Perhaps a hint is that everyone seems to want to leave this island! In 2020, around 1.3 million ‘foreign born’ people left the UK, more than half of them from the Greater London area. That would be 10% of London’s population gone. While some of them are foreign students who leave closed universities, many of them will have been part of the ‘essential workforce’. But not only labour is leaving – capital is too. The unclear framework for London’s post-Brexit role as a financial centre has resulted in a loss of 6 billion Euros in euro-denominated daily trading to venues in the EU. Share trading has increased four-fold in Amsterdam since December 2020 and Amsterdam overtook London as Europe’s main share trading centre. The sports-clothing company JD announced it was opening a new central distribution centre in Europe, rather than the UK – in order to avoid increased export costs. And Scotland is also on its way out!

After Brexit, only the pigs (and a few other farm animals) remain on this island: in January over 100,000 pigs meant for live export to the EU were stuck here, due to their decline in price competitiveness compared to EU pigs.
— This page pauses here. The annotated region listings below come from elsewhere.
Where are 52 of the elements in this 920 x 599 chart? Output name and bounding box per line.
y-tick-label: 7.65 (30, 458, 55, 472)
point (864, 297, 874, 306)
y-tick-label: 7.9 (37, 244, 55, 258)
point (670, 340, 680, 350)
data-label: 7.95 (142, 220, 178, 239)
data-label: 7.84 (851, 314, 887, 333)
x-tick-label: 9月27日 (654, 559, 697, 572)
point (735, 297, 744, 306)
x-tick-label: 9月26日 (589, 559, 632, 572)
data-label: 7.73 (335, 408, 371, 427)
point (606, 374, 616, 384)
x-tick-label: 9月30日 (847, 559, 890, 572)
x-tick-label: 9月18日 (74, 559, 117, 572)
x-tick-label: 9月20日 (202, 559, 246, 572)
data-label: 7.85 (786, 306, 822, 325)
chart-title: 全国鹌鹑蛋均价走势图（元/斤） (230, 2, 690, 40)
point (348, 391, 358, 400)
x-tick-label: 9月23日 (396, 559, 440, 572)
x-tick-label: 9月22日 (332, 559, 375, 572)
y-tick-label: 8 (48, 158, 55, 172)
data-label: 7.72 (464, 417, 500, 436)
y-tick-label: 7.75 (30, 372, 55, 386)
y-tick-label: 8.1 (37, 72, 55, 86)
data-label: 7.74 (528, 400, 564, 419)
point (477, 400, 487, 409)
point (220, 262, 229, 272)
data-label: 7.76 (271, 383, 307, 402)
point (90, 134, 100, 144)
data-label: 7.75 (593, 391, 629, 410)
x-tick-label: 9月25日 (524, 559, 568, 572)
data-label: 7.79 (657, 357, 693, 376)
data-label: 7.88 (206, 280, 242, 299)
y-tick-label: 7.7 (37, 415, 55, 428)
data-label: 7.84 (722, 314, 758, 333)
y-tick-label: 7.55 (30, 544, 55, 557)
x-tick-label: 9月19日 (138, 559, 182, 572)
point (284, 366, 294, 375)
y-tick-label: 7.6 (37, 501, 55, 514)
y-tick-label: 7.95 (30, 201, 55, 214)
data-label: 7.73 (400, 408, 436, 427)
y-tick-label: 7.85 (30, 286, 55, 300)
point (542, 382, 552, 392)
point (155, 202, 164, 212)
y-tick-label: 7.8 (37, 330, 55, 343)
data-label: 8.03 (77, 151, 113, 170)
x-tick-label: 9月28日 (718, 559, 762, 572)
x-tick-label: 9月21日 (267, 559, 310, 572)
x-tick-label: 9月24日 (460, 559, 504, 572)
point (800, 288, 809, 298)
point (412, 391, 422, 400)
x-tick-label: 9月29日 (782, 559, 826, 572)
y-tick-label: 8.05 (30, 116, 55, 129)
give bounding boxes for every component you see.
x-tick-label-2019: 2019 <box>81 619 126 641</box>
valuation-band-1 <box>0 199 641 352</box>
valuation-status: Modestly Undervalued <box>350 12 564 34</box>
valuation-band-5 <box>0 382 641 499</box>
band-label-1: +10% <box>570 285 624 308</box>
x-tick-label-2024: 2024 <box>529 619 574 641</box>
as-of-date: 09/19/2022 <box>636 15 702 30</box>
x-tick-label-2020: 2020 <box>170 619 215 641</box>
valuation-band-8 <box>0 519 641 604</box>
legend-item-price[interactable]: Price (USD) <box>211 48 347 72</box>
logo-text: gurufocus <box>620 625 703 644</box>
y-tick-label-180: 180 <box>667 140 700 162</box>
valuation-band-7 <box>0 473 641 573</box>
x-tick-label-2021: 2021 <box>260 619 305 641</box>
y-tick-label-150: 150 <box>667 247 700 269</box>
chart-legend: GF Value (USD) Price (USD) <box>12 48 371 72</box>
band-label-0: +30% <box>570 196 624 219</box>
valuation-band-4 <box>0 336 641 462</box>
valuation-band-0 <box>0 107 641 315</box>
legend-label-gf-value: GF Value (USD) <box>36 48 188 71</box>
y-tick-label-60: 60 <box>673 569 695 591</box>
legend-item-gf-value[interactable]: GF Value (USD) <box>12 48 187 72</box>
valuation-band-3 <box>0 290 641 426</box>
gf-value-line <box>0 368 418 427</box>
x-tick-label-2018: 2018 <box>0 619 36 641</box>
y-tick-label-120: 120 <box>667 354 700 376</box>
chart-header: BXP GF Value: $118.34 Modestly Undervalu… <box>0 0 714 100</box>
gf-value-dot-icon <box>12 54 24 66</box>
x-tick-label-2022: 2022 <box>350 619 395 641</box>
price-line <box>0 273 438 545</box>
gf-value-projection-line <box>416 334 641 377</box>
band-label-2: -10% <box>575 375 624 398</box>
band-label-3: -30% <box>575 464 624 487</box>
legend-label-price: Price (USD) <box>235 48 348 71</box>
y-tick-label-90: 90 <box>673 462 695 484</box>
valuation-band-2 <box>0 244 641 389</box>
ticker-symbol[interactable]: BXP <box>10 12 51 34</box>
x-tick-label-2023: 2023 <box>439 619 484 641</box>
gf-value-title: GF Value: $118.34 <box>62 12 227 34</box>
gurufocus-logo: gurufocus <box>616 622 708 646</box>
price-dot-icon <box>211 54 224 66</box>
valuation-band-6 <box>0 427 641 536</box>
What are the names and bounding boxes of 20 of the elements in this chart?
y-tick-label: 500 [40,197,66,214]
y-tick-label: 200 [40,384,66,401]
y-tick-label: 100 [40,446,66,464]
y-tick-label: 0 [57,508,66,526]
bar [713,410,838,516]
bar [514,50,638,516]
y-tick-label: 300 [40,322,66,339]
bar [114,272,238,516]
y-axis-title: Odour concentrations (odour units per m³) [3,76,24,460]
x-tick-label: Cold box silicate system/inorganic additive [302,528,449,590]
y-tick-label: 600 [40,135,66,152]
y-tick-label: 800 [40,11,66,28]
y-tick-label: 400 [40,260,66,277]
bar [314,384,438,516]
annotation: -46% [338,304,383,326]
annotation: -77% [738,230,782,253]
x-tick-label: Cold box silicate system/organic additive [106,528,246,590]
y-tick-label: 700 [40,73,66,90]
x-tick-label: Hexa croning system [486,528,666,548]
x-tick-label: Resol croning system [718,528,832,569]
Meanwhile workers at Quorn in Teeside, one of the biggest vegan meat factories, were on strike for higher wages. (Two probably unrelated facts.) Many companies now feel the pinch of higher export and manufacturing costs. Automobile companies in the UK are calculating 2% higher manufacturing costs. For small companies, this figure will be much higher. In January 2021, UK exports through the shipping ports were said to be 68% lower than in the same month in 2020.

Another twist of irony is that government bodies themselves are now advising British businesses that export to the continent to set up separate companies inside the EU to get around the extra costs, paperwork and taxes resulting from Brexit. In this sense, the ‘vaccine wars’ in January over the supply of EU-manufactured vaccines to the UK was perhaps more than a glitch – but an awkward dress-rehearsal for future trade disputes. The question here is if the UK just undercut the ‘level playing field’ – by paying more per vaccine and thereby hoovering up the EU market – or if the UK political class actually takes the post-Brexit ‘on-shoring’ and ‘re-industrialisation’ strategy seriously. The FT writes: “In 2020 Britain had just one plant in Liverpool making seasonal flu jabs and another in Scotland making a niche product. Everything else was imported. Now four companies are making, or preparing to make, Covid-19 vaccines in the UK.” Is this more than just hype?

However limited each of the disputes were, the ‘moderately tempered winter of discontent’ will have contributed to the government’s decision not to touch some basic EU work regulations for now, including the 48-hours maximum working time directive (which most of us have to sign out of anyway, if we want to get the job). It is probably not far-fetched to think that the ruling class is fearful about the moment when the blanket of the lockdown is lifted, and people face this mess in a more unrestricted and uninhibited way. There definitely won’t be a ‘return to normal’.